Why? Am I missing something in efficacy? Or in SAE? On both median time to AF recurrence (which is probably the most common metric for anti-rhythm drugs) and SAE the ph iib results look clearly competitive or superior to Amiodarone.
In it's oral formulation it improves median time to recurrence of AF from 27 days to 90 days - which, at a factor of 3, is competitive with Amiodarone.
And for the ph iib PR the treatment group was reported to have no excess SAE over placebo - which is better than Amiodarone would do (with on the order of 10% having either liver elevation or thyroid issues)

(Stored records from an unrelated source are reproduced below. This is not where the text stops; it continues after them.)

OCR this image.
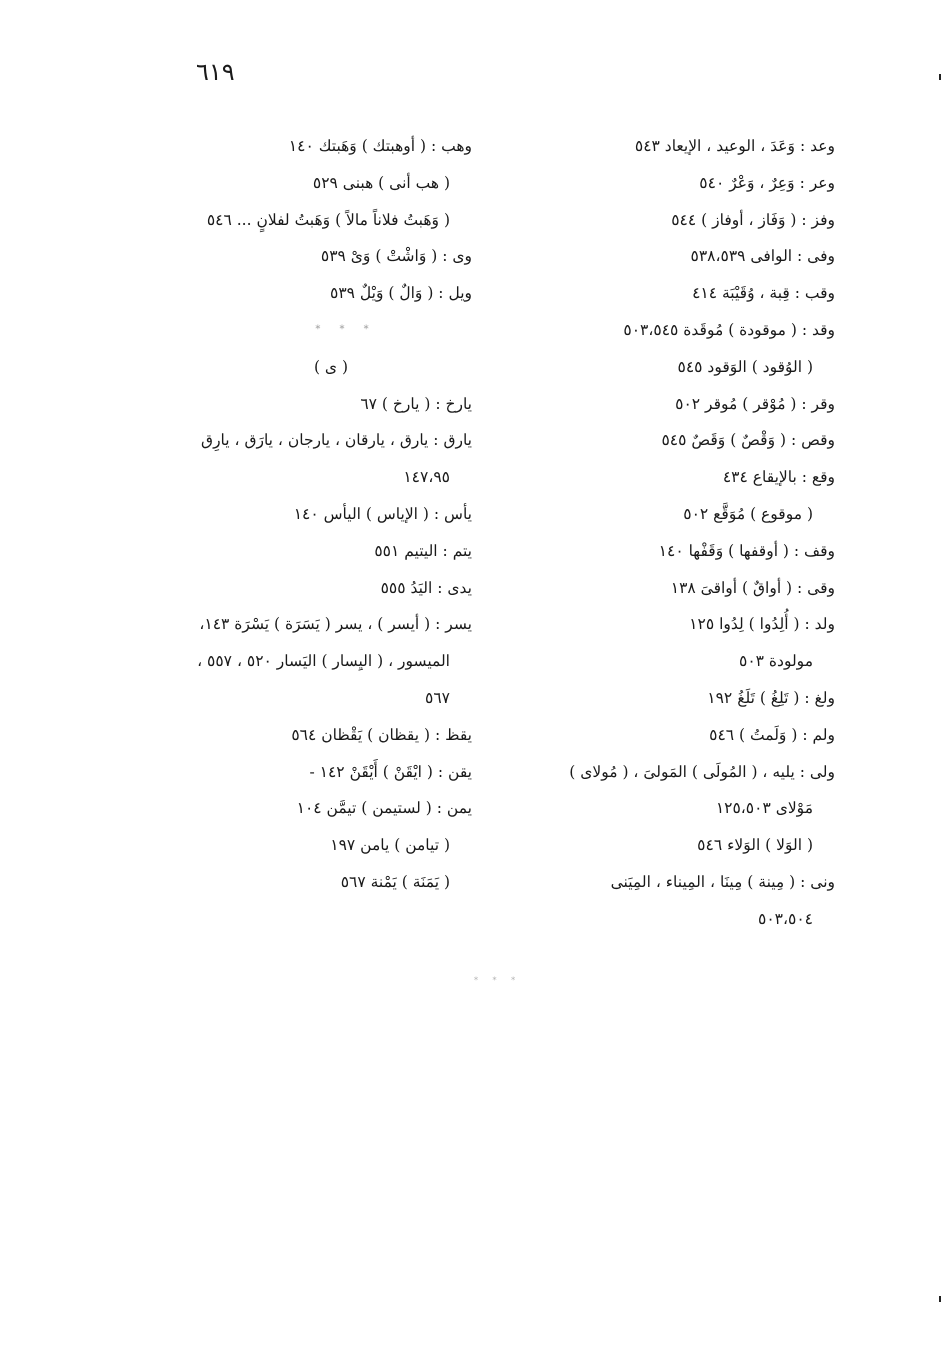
٦١٩
وعد : وَعَدَ ، الوعيد ، الإيعاد ٥٤٣
وعر : وَعِرٌ ، وَعْرٌ ٥٤٠
وفز : ( وَفَاز ، أوفاز ) ٥٤٤
وفى : الوافى ٥٣٨،٥٣٩
وقب : قِبة ، وُقَيْبَة ٤١٤
وقد : ( موقودة ) مُوقَدة ٥٠٣،٥٤٥
( الوُقود ) الوَقود ٥٤٥
وقر : ( مُوْقر ) مُوقر ٥٠٢
وقص : ( وَقْصٌ ) وَقَصٌ ٥٤٥
وقع : بالإيقاع ٤٣٤
( موقوع ) مُوَقَّع ٥٠٢
وقف : ( أوقفها ) وَقَفْها ١٤٠
وقى : ( أواقٌ ) أواقىَ ١٣٨
ولد : ( أُلِدُوا ) لِدُوا ١٢٥
مولودة ٥٠٣
ولغ : ( تَلِغُ ) تَلَغُ ١٩٢
ولم : ( وَلَمتُ ) ٥٤٦
ولى : يليه ، ( المُولَى ) المَولىَ ، ( مُولاى )
مَوْلاى ١٢٥،٥٠٣
( الوَلا ) الوَلاء ٥٤٦
ونى : ( مِينة ) مِينَا ، المِيناء ، المِيَنى
٥٠٣،٥٠٤
وهب : ( أوهبتك ) وَهَبتك ١٤٠
( هب أنى ) هبنى ٥٢٩
( وَهَبتُ فلاناً مالاً ) وَهَبتُ لفلانٍ ... ٥٤٦
وى : ( وَاشْتْ ) وَىْ ٥٣٩
ويل : ( وَالٌ ) وَيْلٌ ٥٣٩
* * *
( ى )
يارخ : ( يارخ ) ٦٧
يارق : يارق ، يارقان ، يارجان ، يارَق ، يارِق
١٤٧،٩٥
يأس : ( الإياس ) اليأس ١٤٠
يتم : اليتيم ٥٥١
يدى : اليَدُ ٥٥٥
يسر : ( أيسر ) ، يسر ( يَسَرَة ) يَسْرَة ١٤٣،
الميسور ، ( اليِسار ) اليَسار ٥٢٠ ، ٥٥٧ ،
٥٦٧
يقظ : ( يقظان ) يَقْظان ٥٦٤
يقن : ( ايْقَنْ ) أَيْقَنْ ١٤٢ -
يمن : ( لستيمن ) تيمَّن ١٠٤
( تيامن ) يامن ١٩٧
( يَمَنَة ) يَمْنة ٥٦٧
* * *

Nota bene - the median performance isn't as good as it sounded (==> HR=1/3) when I looked more at the data since they also report the 90 day recurrence rate and the placebo arm essentially stops recurring after the median (the median may have been at 27 days but by 90 days only 37% have recurred). Implying an HR closer to 0.67 (assuming exponential curves, which clearly these are not) But note that off hand I don't know whether the Amiodarone curves do the same plateau. Based upon memory there is some indication that they do.
PS I appreciate any different look at the data you can provide.
CRME On vernakalant(i.v): There's a head-to-head phase III trial in Europe of vernakalant vs amiodarone for acute AF conversion. (http://clinicaltrials.gov/ct2/show/NCT00668759?term=AVRO&rank=1) If vernakalant shows superior efficacy with adequate safety (I think it will), it will become the drug of choice for conversion of AF, and the European label might include HF patients. Oral vernakalant likely will be safer but less effective than amiodarone, but will be interesting how it will compare to Multaq.